The Japan Newspaper Museum, dubbed Newspark (日本新聞博物館), opened in 2000, in the heart of Yokohama, the birthplace of Japanese daily newspapers. At that time, the newspaper industry was going through an innovation, namely a change from lead print to computer. Therefore, many old printing machines were in danger of being abandoned by the nation's papers. To prevent this from happening, The Nihon Shimbum Kyokai (NSK), otherwise known as "The Japan Newspaper Publishers & Editors Association", hoping to preserve these precious printing machines, decided to display them for the general public.

This wonderful museum consists of 4 floors: A gallery and theater on the 2F, historical exhibits on the 3F, a newspaper library on the 4F, and an advanced technology exhibit on the 5F.

The history exhibits trace the history of Japanese newspapers starting with incidents and undercurrents of the final years of the Edo period. As the German saying goes: "Die Zeitung ist der Spiegel der Zeit" or: "Newspapers are mirrors of the age", so you can clearly see and feel how Japanese people have lived throughout periods of the modern world even if you cannot read any Japanese!

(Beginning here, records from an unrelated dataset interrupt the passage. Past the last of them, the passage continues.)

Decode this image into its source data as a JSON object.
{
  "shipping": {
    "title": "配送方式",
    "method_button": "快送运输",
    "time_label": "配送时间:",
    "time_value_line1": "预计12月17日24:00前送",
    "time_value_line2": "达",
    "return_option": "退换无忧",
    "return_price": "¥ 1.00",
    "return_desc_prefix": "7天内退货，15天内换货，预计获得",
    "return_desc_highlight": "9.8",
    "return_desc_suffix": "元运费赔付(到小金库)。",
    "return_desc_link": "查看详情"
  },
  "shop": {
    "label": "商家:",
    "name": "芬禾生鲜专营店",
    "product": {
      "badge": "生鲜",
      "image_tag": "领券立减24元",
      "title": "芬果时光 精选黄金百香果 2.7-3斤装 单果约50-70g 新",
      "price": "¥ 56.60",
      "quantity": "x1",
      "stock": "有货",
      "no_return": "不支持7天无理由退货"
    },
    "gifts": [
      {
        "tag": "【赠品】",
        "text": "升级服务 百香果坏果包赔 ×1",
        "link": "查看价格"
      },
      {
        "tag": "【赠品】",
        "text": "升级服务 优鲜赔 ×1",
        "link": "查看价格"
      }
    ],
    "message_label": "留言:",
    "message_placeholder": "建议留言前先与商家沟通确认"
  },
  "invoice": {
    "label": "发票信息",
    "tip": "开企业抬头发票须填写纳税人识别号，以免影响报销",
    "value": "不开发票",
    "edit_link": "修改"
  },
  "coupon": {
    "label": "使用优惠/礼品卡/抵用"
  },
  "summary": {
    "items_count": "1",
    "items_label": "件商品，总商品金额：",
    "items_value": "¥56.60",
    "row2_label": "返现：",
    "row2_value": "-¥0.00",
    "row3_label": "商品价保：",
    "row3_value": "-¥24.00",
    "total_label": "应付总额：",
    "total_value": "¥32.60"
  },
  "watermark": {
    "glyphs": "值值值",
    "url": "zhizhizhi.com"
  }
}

Talking about language, on the 3F, there are exhibits of lead prints of Japanese characters and font styles. Japanese officially use 2000 Chinese "Kanji", or Hiragana and Katakana, (i.e. the Japanese phonetic alphabet, each consisting of 48 letters), so newspapers do, too. Before computerization came into use, skilled print workers chose every singe Chinese character and Japanese letter by hand. Some of these printing machines are still quite beautiful and were state-of-the-art at the time.

Japanese newspapers are like newspapers in other parts of the world except that in Japan, the major papers publish two times a day (morning and evening editions)! Please imagine how hectic life is for their reporters. I am a retired reporter and had to meet two deadlines a day for over 25 years. It was very tough, believe me!

Another interesting point is that all Japanese papers take a holiday several times a year all at the same time. If the Prime Minister resigned on this day, they wouldn't print a sheet of paper...believe it or not! These almost sacred, special days are called "Shimbun Kyukan Bi" (No Newspapers Day). Originally, these holidays were intended to give delivery boys (actually grown men) a much-needed day off, but nowadays these holidays days intended more for the benefit of the delivery shop owners.

By the way, these off days are organized by the previously mentioned Nihon Shimbum Kyokai (NSK). This group (established in 1946) is an independent and voluntary organization funded and operated by the mass media of Japan, including TV stations. It tries to promote ethical standards in reporting and to protect the media's common interest.

Finally, in the same building of this museum (the Yokohama Media and Communication Center), there are three good cafes or restaurants; Lunchan Avenue 1F, Alte Liebe 1F, Cafe de la Presse 2F.